The New Northwest Passage, published by Great Plains Publications, tells the story of Cameron Dueck's voyage through Canada's Northwest Passage, describing the climate change, political and economic challenges faced by Inuit communities, while putting the entire story in the historical context of Arctic exploration. See OpenPassageExpedition.com for more information on the journey.
This book combines the story of a grand adventure with reportage on a place people and topic of global importance. The voyage of the yacht Silent Sound through the Northwest Passage is one that captures the imagination of any armchair adventure, combining a route of historical importance with a personal storytelling style that offers a glimpse of the determination and inspiration needed to tackle such feat.

Cameron tells the story of sailing through the Northwest Passage in the Canadian Arctic with just three crew and the ticking clock of Arctic sea ice setting the pace. Their goal was to sail the passage unassisted and learn more about how the Inuit are coping with climate change. The four-month voyage carried them through raging storms and mechanical breakdowns and took them into sea ice that threatened to crush Silent Sound’s hull. But more importantly it brought them face to face with modern Arctic life in tiny, isolated communities where the challenge of climate change is added to the already crushing load of social and economic woes.

Each hunter, teenager, community leader and scientist Cameron met long the way added their story to the colourful tale of life in the Arctic – all told in the context of climate change. In each port Cameron met someone who dashed his romantic notions of Inuit life and instead showed him that while they live in a very unique place, they don’t live in a different time. The Inuit share many of the fads, concerns and conveniences of southern urban life – making their interaction with climate change all the more relative for readers. Using his voyage as the narrative tool, Cameron tells the story of modern Arctic life and how debates over sovereignty, mineral resources and cultural assimilation are all part of the climate change experience for the Inuit.

This book is of interest to the international sailing community and those interested in climate change and environmental issues. It will also appeal to the armchair adventurer as it tells the story of how a dream became a plan, and the plan was put into action.
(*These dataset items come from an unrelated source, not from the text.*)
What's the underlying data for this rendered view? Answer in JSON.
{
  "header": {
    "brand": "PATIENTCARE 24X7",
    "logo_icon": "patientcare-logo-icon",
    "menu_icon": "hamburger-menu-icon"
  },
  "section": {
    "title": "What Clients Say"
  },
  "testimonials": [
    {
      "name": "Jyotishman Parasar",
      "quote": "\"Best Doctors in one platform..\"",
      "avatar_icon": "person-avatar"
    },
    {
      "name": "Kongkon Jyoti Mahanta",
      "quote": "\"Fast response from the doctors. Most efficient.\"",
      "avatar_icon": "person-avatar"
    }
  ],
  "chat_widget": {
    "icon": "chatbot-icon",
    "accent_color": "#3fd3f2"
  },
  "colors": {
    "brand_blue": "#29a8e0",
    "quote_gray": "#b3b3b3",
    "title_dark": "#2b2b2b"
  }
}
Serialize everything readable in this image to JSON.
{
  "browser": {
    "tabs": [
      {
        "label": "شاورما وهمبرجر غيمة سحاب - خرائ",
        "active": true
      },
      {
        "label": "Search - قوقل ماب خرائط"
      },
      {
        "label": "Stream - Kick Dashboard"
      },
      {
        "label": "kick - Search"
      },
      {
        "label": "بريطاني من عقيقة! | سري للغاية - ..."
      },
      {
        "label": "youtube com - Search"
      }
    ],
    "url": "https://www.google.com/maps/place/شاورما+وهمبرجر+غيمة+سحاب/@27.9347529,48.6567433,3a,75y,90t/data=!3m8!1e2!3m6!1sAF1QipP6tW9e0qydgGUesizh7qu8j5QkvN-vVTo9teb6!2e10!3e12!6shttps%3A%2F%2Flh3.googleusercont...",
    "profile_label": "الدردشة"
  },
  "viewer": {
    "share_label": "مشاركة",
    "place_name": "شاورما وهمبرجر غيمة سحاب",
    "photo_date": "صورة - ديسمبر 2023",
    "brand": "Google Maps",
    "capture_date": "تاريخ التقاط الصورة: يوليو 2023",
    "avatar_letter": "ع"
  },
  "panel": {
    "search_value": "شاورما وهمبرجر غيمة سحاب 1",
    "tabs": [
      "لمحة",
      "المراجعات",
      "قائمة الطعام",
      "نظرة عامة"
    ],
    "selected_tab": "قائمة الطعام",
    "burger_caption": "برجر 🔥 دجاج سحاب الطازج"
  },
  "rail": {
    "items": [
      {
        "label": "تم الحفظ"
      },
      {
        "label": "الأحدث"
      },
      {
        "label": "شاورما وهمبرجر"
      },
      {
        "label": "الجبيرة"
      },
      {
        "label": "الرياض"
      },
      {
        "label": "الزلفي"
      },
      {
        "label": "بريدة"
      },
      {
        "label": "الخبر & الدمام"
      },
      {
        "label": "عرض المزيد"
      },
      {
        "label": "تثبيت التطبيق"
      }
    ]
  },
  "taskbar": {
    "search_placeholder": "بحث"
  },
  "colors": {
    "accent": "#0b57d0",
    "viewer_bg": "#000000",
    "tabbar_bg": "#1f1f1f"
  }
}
Pre-release praise for The New Northwest Passage:
“With the eye of a journalist, the perspective of a historian, and the soul of an adventurer, Cameron Dueck set forth for the Great White North on what, at first glance, seemed like a most unlikely attempt to successfully negotiate the famed Northwest Passage under sail. Along the way, he endured crew revolts, busted gear, debilitating illness and endless self-doubt. But his trials and tribulations yielded a reward: an unparalleled portrait of the people and landscape undergoing radical changes at the wildest, most fragile end of the earth. Honest, funny and unsparing, The New Northwest Passage is a sobering, insightful tale.” Herb McCormick, Senior Editor, Cruising World.

"Lots of people dream of quitting the rat-race, buying a boat and sailing away to the Caribbean or the South Pacific. But few do the first two and then embark on a voyage through the Northwest Passage. Hats off to Cameron Dueck: he acted, made good, and now he's written a compelling book about it." Ken McGoogan, author of The Fatal Passage Quartet
“The book is an engrossing string of vignettes about life in the real Arctic, not the Arctic of tourism brochures and adventurers’ tales. Dueck has a faithful and sympathetic ear for the people of the Arctic and how their lives are changing.” Clive Tesar, Head of Communications & External Relations, WWF-Global Arctic Programme

"There's never a dull moment --- you feel as if you were there.” E. C. Pielou, author of A Naturalist's Guide to the Arctic.

"In an adventure worthy of Indiana Jones, Cameron Dueck sets out to find the 'Arctic Grail'." Michael Byers, Author of Who Owns the Arctic?